Se estamos em determinado lugar, com determinadas pessoas, vivendo determinadas experiências, é porque assim o temos decidido. Às vezes temos chegado a pensar que não tínhamos outra opção, mas a realidade é que não percebemos as possibilidades quando estamos focados em algo e queremos conseguí-lo de qualquer maneira, mas “O FIM NÃO JUSTIFICA OS MEIOS” o respeito (clique aqui para ler o texto sobre respeito), a transparência e a coerência (clique aqui para ler o texto sobre coerência) devem ser os ingredientes principais de cada uma de nossas decisões se realmente queremos viver numa sociedade que se constrói através da integridade e a partir das diferenças (clique aqui para ler o texto sobre construirmos a paz através da consciência).

Culparmos alguém pelo que nos acontece é uma forma de ignorarmos algo que necessitamos aprender de nós mesmos e de julgarmos aos outros, estes hábitos destroem nossos relacionamentos com nós mesmos e com o mundo ao nosso redor, é por este motivo que é necessário que transformemos nossas reações em ações construtivas, de maneira consciente.
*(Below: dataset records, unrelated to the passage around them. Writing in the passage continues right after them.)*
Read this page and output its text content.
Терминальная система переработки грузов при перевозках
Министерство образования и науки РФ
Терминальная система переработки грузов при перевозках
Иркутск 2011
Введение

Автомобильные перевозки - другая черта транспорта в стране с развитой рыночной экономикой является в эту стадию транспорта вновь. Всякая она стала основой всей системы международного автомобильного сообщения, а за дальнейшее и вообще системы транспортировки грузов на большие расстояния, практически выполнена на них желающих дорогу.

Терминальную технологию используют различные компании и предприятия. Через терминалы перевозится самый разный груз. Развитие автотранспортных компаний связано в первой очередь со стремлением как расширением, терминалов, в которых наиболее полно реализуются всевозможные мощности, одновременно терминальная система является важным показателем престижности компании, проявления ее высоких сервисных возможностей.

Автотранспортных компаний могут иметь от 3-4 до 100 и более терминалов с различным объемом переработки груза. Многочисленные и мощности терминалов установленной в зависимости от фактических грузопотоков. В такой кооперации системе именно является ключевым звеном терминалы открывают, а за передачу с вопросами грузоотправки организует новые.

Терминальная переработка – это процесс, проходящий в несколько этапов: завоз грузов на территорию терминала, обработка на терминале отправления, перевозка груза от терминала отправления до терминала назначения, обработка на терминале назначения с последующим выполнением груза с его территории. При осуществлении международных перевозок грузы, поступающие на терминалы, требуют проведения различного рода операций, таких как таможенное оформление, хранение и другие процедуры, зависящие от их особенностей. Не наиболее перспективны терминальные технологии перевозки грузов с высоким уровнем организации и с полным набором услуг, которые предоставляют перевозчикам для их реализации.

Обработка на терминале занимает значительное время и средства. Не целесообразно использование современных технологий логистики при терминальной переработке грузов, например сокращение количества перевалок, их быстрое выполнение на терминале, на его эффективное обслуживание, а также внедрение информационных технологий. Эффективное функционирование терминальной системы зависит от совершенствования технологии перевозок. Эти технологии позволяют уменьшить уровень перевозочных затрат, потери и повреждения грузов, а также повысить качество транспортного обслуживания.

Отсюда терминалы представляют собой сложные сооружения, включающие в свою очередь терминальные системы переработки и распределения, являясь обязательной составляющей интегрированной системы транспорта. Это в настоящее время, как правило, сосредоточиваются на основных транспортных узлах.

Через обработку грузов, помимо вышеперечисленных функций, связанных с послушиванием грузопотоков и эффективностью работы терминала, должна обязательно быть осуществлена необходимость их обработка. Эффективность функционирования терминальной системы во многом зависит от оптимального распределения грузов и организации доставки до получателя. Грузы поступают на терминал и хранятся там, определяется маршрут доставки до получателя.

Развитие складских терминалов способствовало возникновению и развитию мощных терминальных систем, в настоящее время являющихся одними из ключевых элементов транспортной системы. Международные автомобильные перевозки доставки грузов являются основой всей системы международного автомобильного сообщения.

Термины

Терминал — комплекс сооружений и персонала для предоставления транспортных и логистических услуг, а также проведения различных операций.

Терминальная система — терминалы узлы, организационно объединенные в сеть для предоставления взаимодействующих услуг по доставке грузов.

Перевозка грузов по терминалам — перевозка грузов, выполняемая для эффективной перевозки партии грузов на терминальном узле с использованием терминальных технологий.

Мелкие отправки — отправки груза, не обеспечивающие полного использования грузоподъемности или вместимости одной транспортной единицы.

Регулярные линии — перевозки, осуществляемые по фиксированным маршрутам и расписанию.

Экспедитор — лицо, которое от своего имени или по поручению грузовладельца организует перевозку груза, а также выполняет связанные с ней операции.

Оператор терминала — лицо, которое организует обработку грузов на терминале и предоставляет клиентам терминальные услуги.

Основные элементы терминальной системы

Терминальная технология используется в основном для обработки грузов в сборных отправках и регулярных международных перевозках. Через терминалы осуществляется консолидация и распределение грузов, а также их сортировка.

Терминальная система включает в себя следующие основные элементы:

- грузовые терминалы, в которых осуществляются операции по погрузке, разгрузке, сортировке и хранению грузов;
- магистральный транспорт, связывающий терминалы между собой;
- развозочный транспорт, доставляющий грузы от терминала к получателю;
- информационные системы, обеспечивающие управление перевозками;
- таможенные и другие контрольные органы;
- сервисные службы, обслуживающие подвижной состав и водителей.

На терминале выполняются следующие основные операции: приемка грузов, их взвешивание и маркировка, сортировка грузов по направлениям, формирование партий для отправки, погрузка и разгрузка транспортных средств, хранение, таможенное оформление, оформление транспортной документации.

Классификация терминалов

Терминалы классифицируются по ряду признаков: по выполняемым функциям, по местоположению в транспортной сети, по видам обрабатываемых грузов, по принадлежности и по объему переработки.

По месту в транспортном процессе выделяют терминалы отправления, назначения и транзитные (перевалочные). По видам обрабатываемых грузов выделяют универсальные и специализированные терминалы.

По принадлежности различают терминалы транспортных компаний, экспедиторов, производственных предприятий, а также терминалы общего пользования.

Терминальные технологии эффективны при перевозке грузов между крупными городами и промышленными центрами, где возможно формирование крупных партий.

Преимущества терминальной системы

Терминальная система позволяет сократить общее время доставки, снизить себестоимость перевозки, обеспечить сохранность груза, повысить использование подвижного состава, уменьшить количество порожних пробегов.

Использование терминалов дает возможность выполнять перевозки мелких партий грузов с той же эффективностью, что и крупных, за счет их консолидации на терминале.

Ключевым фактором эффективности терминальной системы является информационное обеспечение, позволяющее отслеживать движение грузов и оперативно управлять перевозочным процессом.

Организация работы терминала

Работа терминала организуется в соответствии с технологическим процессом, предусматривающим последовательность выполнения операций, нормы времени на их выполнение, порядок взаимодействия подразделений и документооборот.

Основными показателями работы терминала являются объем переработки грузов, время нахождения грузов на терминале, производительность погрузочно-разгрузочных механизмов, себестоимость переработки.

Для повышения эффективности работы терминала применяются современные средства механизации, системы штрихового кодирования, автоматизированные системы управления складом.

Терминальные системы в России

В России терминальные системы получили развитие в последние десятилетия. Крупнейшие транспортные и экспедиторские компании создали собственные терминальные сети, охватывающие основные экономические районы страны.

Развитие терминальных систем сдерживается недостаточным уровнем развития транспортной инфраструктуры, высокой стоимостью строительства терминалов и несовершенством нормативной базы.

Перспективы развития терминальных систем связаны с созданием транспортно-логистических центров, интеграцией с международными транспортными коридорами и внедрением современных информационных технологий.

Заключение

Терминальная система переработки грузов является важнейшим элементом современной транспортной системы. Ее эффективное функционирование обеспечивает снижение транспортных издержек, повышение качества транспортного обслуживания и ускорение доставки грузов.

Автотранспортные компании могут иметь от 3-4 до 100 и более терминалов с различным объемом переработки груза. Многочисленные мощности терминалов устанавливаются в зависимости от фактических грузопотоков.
Vejamos algumas ações que podem ser úteis para este propósito:

  1. Antes de culparmos, pensemos nas decisões que têm nos levado ao momento presente: desde um corte de cabelo, até a compra de uma casa, é necessário entender o para quê de todos os passos que temos dado, o que motiva a ação, o que pensamos, sentimos e dizemos sobre a situação e o que podemos aprender com ela.
  2. Foquemos em falarmos sobre o que temos feito nós mesmos e o que poderíamos fazer diferente: falando sobre nosso processo nos escutamos e podemos avaliar, de maneira objetiva, o que podería levar-nos a manifestar um resultado diferente, conhecendo nossos talentos e reconhecendo aquilo para o que não temos tanta habilidade, para unirmos-nos a pessoas que fortalecem e potenciam o que já somos.
  3. Questionemos o propósito que tem nos guiado, para agirmos como temos agido, e transformémos-lo se sentimos que está sendo irrespetuoso, mentiroso e incoerente com nossa própria natureza: muitos propósitos na vida os temos criado para satisfazermos necessidades, alheias ou pessoais, que nos afastam de quem somos. Entendendo melhor o que fazemos de coração conseguimos alinhar nossos sentimentos, pensamentos, palavras e ações para nos reconectarmos com nós mesmos e agirmos da maneira mais apropriada para o contexto em que temos decidido estar.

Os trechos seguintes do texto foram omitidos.